Umbriatico
 
Categoria: Collina
 
Zona: Zona del vino
 
Epoca:
 
 

Umbriatico, comune della provincia di Crotone, dista 63 chilometri dal Capoluogo della omonima provincia. La popolazione residente viene quantificata in 973 abitanti (Umbriaticesi), presenta una superficie di 72,6 chilometri quadrati con una densità abitativa di 13,40 abitanti per chilometro quadrato. Sorge a 422 metri sopra il livello del mare. Umbriatico vanta origini antichissime, risalenti addirittura alla popolazione degli Enotri. Il suo nome è stato mutato più volte, evolvendosi da Bristacia, a Euria per i Greci, fino ad arrivare ad Ebriatico secondo le popolazioni latine. Adagiata su uno sperone roccioso, sulle ultime pendici orientali dei Monti Pre-Silani, e circondato da strapiombi spaventosi. E’ un piccolo centro dell’entroterra Crotonese, paese prevalentemente orientato all’agricoltura.

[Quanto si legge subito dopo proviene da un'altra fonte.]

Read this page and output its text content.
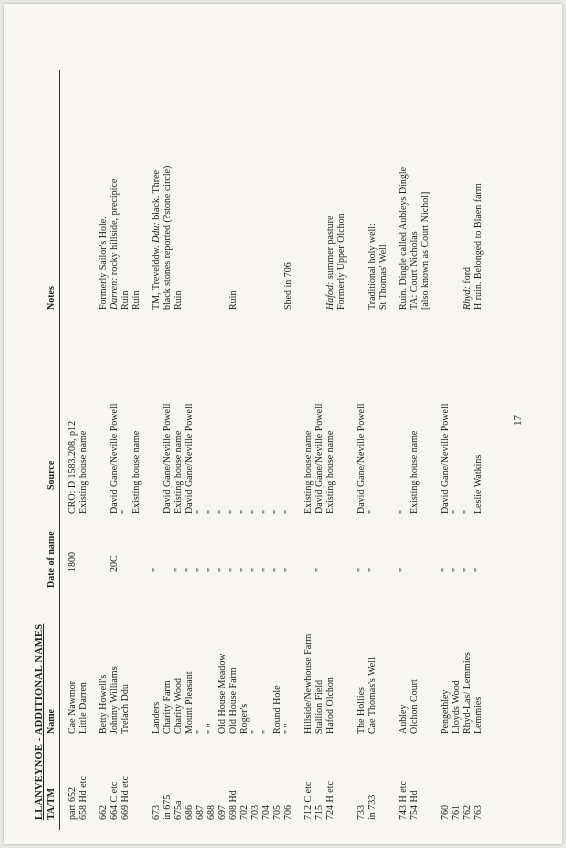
17
LLANVEYNOE - ADDITIONAL NAMES TA/TM
Name
Date of name
Source
Notes
part 652
Cae Nawmor
1800
CRO: D 1583.208, p12
658 Hd etc
Little Darren
Existing house name
662
Betty Howell's
Formerly Sailor's Hole.
664 C etc
Johnny Williams
20C
David Gane/Neville Powell
Darren: rocky hillside, precipice
669 Hd etc
Trelach Ddu
"
Ruin
Existing house name
Ruin
673
Landers
"
TM, Trevelddw. Ddu: black. Three
in 675
Charity Farm
David Gane/Neville Powell
black stones reported (?stone circle)
675a
Charity Wood
"
Existing house name
Ruin
686
Mount Pleasant
"
David Gane/Neville Powell
687
"
"
"
688
" "
"
"
697
Old House Meadow
"
"
698 Hd
Old House Farm
"
"
Ruin
702
Roger's
"
"
703
"
"
"
704
"
"
"
705
Round Hole
"
"
706
" "
"
"
Shed in 706
712 C etc
Hillside/Newhouse Farm
Existing house name
715
Stallion Field
"
David Gane/Neville Powell
724 H etc
Hafod Olchon
Existing house name
Hafod: summer pasture Formerly Upper Olchon
733
The Hollies
"
David Gane/Neville Powell
in 733
Cae Thomas's Well
"
"
Traditional holy well: St Thomas' Well
743 H etc
Aubley
"
"
Ruin. Dingle called Aubleys Dingle
754 Hd
Olchon Court
Existing house name
TA: Court Nicholas [also known as Court Nichol]
760
Pengethley
"
David Gane/Neville Powell
761
Lloyds Wood
"
"
762
Rhyd-Las/ Lemmies
"
"
Rhyd: ford
763
Lemmies
"
Leslie Watkins
H ruin. Belonged to Blaen farm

Come un castello medievale, aggrappato all’estremità di un monte, sorge Umbriatico, sicuro asilo per tutti coloro che un tempo fuggivano dagli invasori o dai briganti. Questo paese, vera e propria roccaforte, è collegato al mondo circostante da un imponente viadotto che conduce allo storico monte Tigano, dove i diversi ruderi ricordano i muri eretti da Annibale Barca e dai Bruzi (215 a.C.).
Umbriatico, “erede della città magno greca di Bristacia (700 a.C.) e della città vescovile di Paternum (431)” divenne la fortezza naturale dei Bruzi che si schierarono a fianco di Annibale, contro i romani, sanguinari invasori.

 Cultura e Tradizioni

TAGLIARINI E CILIARI  Preparazione dei tagliarini: Impastare la farina con le uova, amalgamare la pasta, stenderla con il mattarello sulla spianatoia e tagliarla a forma di tagliatelle sottilissime. Mentre i tagliarini si asciugano, togliere i ceci posti a cuocere nella pignata accanto al fuoco e mescolarli al sugo di pomodori preparato anzitempo. Cuocere i tagliarini in abbondante acqua salata bollente e condirli con i ceci.

 PANE CURU SALATU U salatu è una delle parti più grasse del maiale conservate sotto sale.Dopo essere stato infilzato su uno spiedo, viene arrostito sulla brace e il sugo di cottura accuratamente raccolto su di un pane intero, tagliato in due dischi orizzontali.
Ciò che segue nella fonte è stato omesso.